Elixr Coffee - Philly, PA
Elixr is one of Philly’s premier coffee roaster
With 4 locations in the metroplex, they’ve found a niche among consumers.
Evan Inatome (owner) is an extremely savvy business owner as well as a coffee sommelier. We spoke early 2018 about working together on a project. He wanted to answer two questions
How can we capture the experience of a first time customer?
How can we optimize pricing?
Of course I had to expand that list
What items are most likely to be paired? (recommendations)
Of items w/ multiple sizes, which are most likely to sell the larger size? (upgrade recommendations)
What items sell most at certain times? (hour/day/season)
Explore customer traffic distribution throughout the day/week
Which items could be removed from the menu?
Data organization- Item misclassification in separate transactions
Hanging out at Center City location
Data Cleaning Process
A project of this nature will always require a monster munging effort. Elixr is a thriving business with over 20,000 transactions per month. These transactions are handled through SquareUp. Downloading the csv files for these transactions are easy. Cleaning this data was a nightmare. Removing artifacts, decifering duplicate names for the same product, etc was difficult. Take a look at the notebook outlining my cleaning and organizing process. The data in this notebook reflects only one quarter of sales for 2019.

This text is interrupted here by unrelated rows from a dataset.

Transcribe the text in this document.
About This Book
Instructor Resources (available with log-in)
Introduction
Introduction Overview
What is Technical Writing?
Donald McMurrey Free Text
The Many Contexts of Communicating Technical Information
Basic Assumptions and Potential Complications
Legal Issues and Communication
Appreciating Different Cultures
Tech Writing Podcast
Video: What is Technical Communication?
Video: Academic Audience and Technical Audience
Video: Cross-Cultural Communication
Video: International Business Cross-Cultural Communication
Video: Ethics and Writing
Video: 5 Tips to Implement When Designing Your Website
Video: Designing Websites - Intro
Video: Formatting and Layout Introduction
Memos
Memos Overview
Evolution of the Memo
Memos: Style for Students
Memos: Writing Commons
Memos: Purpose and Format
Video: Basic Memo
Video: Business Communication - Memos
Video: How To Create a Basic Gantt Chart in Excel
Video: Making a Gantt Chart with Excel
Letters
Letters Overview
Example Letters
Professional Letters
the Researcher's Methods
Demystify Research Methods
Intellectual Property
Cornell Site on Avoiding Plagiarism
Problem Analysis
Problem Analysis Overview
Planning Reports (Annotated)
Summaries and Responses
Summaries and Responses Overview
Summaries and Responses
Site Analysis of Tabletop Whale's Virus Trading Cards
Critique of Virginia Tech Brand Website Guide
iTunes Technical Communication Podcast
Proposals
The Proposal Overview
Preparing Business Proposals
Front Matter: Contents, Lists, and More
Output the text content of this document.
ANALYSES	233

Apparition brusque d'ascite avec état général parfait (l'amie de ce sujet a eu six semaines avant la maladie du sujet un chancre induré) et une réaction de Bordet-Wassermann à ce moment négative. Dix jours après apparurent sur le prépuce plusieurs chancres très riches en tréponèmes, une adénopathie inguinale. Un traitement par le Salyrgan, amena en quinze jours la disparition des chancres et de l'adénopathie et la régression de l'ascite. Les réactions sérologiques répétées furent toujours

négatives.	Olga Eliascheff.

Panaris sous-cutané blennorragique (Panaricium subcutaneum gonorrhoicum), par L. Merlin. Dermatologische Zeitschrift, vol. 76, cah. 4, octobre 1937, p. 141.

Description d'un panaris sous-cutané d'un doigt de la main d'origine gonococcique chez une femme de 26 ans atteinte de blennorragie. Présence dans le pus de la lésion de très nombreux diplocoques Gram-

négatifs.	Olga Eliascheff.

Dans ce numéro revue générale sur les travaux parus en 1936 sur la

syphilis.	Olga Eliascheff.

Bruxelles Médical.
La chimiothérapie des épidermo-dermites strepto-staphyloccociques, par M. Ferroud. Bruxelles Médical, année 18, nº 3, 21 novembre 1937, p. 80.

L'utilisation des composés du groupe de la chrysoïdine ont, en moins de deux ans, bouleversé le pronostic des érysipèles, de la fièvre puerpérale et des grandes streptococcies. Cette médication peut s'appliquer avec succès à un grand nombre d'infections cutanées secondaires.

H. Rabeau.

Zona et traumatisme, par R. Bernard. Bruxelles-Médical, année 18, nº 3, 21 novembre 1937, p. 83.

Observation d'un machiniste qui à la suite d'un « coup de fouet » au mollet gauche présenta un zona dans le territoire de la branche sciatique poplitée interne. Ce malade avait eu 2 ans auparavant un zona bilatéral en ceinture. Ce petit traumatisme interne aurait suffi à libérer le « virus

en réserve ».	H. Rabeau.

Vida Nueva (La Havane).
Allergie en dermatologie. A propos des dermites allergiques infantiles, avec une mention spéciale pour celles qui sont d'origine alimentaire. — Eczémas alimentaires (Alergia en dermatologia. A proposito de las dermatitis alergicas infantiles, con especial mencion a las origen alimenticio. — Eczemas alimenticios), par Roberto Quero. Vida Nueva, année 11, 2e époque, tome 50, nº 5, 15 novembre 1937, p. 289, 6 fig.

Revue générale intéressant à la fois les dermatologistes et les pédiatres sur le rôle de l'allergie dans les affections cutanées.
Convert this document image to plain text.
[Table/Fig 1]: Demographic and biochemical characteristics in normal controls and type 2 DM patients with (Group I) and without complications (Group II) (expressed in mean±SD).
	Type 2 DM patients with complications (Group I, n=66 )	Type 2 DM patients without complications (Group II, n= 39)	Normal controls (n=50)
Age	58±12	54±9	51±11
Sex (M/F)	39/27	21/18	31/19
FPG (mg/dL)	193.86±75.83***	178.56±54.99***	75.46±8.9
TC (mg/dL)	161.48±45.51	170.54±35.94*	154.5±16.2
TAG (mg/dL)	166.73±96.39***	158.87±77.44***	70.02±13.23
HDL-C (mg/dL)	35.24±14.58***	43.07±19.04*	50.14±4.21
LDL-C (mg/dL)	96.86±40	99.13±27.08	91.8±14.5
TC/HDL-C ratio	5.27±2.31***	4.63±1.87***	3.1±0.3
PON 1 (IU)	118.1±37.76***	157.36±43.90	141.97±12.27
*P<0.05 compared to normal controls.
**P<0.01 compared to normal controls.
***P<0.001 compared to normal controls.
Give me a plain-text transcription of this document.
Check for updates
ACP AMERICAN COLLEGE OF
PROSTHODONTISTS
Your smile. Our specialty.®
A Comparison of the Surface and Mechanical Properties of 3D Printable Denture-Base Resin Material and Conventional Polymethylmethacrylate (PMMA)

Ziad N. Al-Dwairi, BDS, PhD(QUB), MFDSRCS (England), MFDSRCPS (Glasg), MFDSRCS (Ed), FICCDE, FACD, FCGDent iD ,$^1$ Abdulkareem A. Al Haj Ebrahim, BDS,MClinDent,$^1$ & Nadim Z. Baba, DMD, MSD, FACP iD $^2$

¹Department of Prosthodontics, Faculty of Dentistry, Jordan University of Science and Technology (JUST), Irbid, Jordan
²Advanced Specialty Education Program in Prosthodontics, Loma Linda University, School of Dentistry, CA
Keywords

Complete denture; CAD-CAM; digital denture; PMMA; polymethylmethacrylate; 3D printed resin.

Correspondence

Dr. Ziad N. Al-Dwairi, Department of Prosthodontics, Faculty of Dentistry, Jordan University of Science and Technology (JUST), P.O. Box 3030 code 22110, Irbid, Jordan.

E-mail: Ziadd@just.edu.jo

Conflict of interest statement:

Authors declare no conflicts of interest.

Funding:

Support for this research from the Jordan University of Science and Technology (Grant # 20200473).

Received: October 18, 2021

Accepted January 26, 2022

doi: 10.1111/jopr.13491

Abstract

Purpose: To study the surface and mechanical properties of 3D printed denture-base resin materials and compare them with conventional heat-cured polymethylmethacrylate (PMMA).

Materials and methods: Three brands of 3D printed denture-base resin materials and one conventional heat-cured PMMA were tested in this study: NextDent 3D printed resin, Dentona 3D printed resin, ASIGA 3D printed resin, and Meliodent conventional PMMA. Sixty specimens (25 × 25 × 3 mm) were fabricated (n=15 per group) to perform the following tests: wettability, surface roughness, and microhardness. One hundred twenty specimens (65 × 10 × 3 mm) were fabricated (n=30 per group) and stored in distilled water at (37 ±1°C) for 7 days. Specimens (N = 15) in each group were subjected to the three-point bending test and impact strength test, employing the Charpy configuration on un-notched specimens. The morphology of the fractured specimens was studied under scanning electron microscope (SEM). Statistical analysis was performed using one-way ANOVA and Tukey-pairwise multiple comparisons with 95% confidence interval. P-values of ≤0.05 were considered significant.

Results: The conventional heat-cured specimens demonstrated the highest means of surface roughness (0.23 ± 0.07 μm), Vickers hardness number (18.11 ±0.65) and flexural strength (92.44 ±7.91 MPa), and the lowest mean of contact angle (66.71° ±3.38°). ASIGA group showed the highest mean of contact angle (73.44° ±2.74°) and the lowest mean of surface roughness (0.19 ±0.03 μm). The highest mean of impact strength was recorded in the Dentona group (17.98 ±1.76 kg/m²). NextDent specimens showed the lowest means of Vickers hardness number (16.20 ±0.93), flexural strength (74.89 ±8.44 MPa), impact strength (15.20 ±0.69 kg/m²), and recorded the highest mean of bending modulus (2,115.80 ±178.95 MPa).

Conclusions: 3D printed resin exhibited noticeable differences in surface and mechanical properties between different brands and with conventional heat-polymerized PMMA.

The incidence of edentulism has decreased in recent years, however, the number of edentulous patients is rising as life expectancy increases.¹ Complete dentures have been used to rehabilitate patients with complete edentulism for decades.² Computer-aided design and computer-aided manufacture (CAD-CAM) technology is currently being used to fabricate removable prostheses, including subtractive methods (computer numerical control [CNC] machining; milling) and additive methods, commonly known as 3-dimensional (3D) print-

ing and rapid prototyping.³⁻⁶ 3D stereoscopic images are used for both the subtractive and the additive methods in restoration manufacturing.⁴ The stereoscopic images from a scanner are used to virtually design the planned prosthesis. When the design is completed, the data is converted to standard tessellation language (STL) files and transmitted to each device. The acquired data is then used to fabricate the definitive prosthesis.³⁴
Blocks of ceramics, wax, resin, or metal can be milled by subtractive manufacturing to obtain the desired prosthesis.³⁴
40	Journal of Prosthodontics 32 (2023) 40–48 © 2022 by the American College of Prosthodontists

Probability Modeling for Promotion Development
Creativity is a major part of data science. I was tasked with finding a way to increase profit for perishable items, expose current customers to new add-on items and encourage new customer engagement. Taking a look at the notebook, you can see taken the quarterly sales and found the probability of of 1 beverage to a particular add on. I discovered the Chai Tea Latte has a high probability of being added with an Espresso Shot. I decided to pitch a week long promotion for a free Espresso Shot with the purchase of a Chai Tea Latte during high traffic hours.
Future Projects - We need to develop a way to evaluate a 1st time customers experience. How do we collect this data and what can we hope to derive from it?